Below are some recommendations:
1. Find a place that is specifically used for studying. Is there a place you call “my own” where you can study? Try to remember what sort of a situation (with music, TV on, quiet), what hours (morning, evening, night etc.), with whom (alone, with friends, in group study) you were in when you worked effectively and try to recreate that environment.
2. Write down the date by which you predict to be done with your homework. Write down your goals somewhere. Try not to increase your speed by too much.
3. If you start to lose your concentration, get up and walk away from your book. Do not sit staring at your book, thinking about how unwilling you are to study. Do not leave the room, but face away from your workplace and daydream.
4. Determine a time slot in which to study. If you do an activity at certain times every day, it becomes a habit.
5. Do not start unfinished business right before you study.
6. Determine short study breaks for yourself. Divide the subjects and homework into subsections. For example, determine when you will finish the first half of your homework or subjects of study.
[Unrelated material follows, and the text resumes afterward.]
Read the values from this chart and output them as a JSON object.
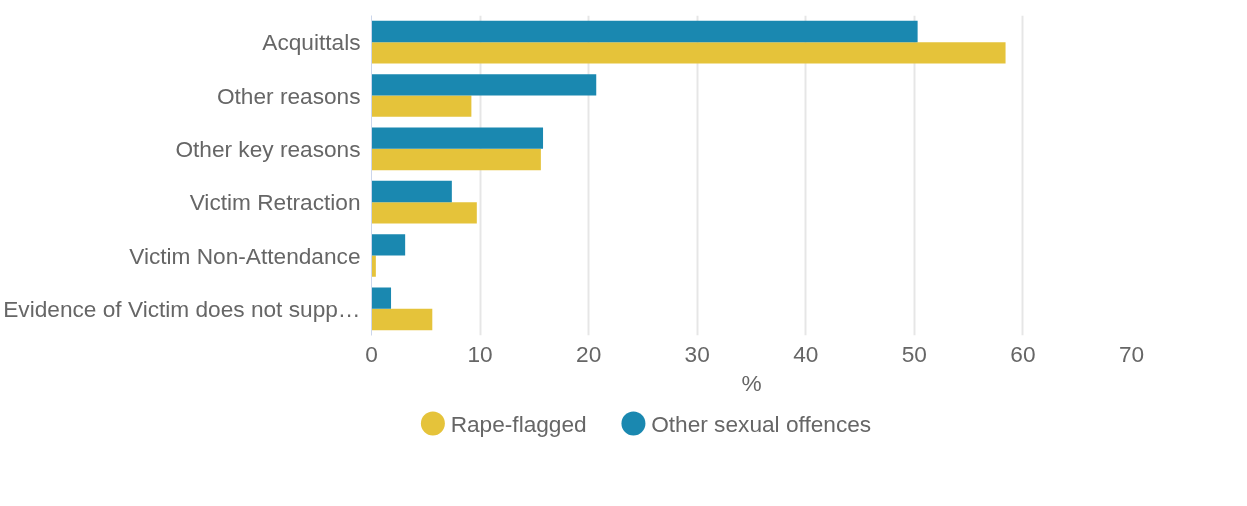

7. Since grieving over things you needed to do and forgot will interrupt your studying, keep a notebook of reminders.
8. Try to relax fully before starting studying.
If you are not interested in the subject...
· Try to tie it in with your own interests.
· Reward yourself as you reach your goals.
If you lack rudimentary knowledge...
· Read introductory material into the subject matter.
· Seek help from your friends, ADP’s, or teaching assistants.
If you have trouble starting...
· If not you, who? If not now, when?
· Determine absolute times to start and to end studying.
If you get sleepy or distracted...
· Air out the room.
· Take a break.
· Jot down your thoughts somewhere, you will return to them later.